Home of the first vine plantation, Northland is the birthplace of viticulture and wine making in New Zealand.
It's nearly 200 years since Reverend Samuel Marsden dug the first grapevines into the rich Northland soil, in the historic town of Kerikeri. He was followed by Scotsman James Busby, credited as the ‘father’ of Australian wine industry, who established a vineyard near the historic Treaty Grounds in Waitangi. Later they tradition of European winemaking was continued by Croatian gum diggers, who arrived in Northland in the late 1800s.
This was the foundation of the New Zealand wine industry.
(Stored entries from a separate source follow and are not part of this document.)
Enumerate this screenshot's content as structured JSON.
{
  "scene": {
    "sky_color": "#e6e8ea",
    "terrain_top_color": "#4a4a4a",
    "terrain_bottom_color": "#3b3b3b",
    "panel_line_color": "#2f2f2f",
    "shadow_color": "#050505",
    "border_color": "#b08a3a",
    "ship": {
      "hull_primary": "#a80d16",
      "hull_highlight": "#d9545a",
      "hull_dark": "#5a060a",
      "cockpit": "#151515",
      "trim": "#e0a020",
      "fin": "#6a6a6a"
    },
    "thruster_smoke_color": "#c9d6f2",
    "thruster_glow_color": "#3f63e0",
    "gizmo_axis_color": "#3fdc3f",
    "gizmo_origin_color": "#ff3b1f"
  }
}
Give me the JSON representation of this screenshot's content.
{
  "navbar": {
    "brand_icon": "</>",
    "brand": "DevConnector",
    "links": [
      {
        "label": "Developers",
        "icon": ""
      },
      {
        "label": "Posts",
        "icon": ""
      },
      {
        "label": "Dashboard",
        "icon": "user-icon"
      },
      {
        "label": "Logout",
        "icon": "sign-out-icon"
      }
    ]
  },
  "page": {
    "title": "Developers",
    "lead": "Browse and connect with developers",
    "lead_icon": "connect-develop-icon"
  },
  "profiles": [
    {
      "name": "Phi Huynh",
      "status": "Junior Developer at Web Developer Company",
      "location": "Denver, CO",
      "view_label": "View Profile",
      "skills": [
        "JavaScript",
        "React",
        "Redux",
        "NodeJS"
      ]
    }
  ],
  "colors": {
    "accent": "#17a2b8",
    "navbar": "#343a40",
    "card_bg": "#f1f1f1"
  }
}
And although the winemaking tradition lapsed for nearly a century in the region, the last decade has seen a resurgence of vineyards with small plantings near Kaitaia, Kerikeri, Russell and Whangarei.
Wineries in the far north are a showcase for heat-loving grape varieties, owing to the region’s sub-tropical climate. You’ll find ripe, well-rounded whites, sensational syrah and substantial, savoury cabernet/merlot blends.
Most of Northland’s vineyards and wineries have cellar doors. Expect the person pouring the wine at tastings to have seen the whole process through from nurturing the vines, to fermenting and bottling. This makes the experience richer, as you hear stories about the region’s heritage and the craft of winemaking.
Karikari Estate is New Zealand’s northernmost vineyard that looks over rolling coastal land. Marsden Estate is one of the most established vineyards in the area comprising pinot gris, chardonnay, merlot, malbec, pinotage, chambourcin and syrah tempranillo. Te Whai Bay Wines in Mangawhai produce handcrafted, high quality wines in limited quantity. A pioneering winegrower in Whangarei, Longview Estate has acquired many awards and accolades in the recent years – putting them on your Northland Wine Trail is highly recommended.
Wine discovery in Northland is further enriched by its fresh cuisine, featuring an abundance of seafood, avocados, macadamia nuts, citrus and sub-tropical fruits.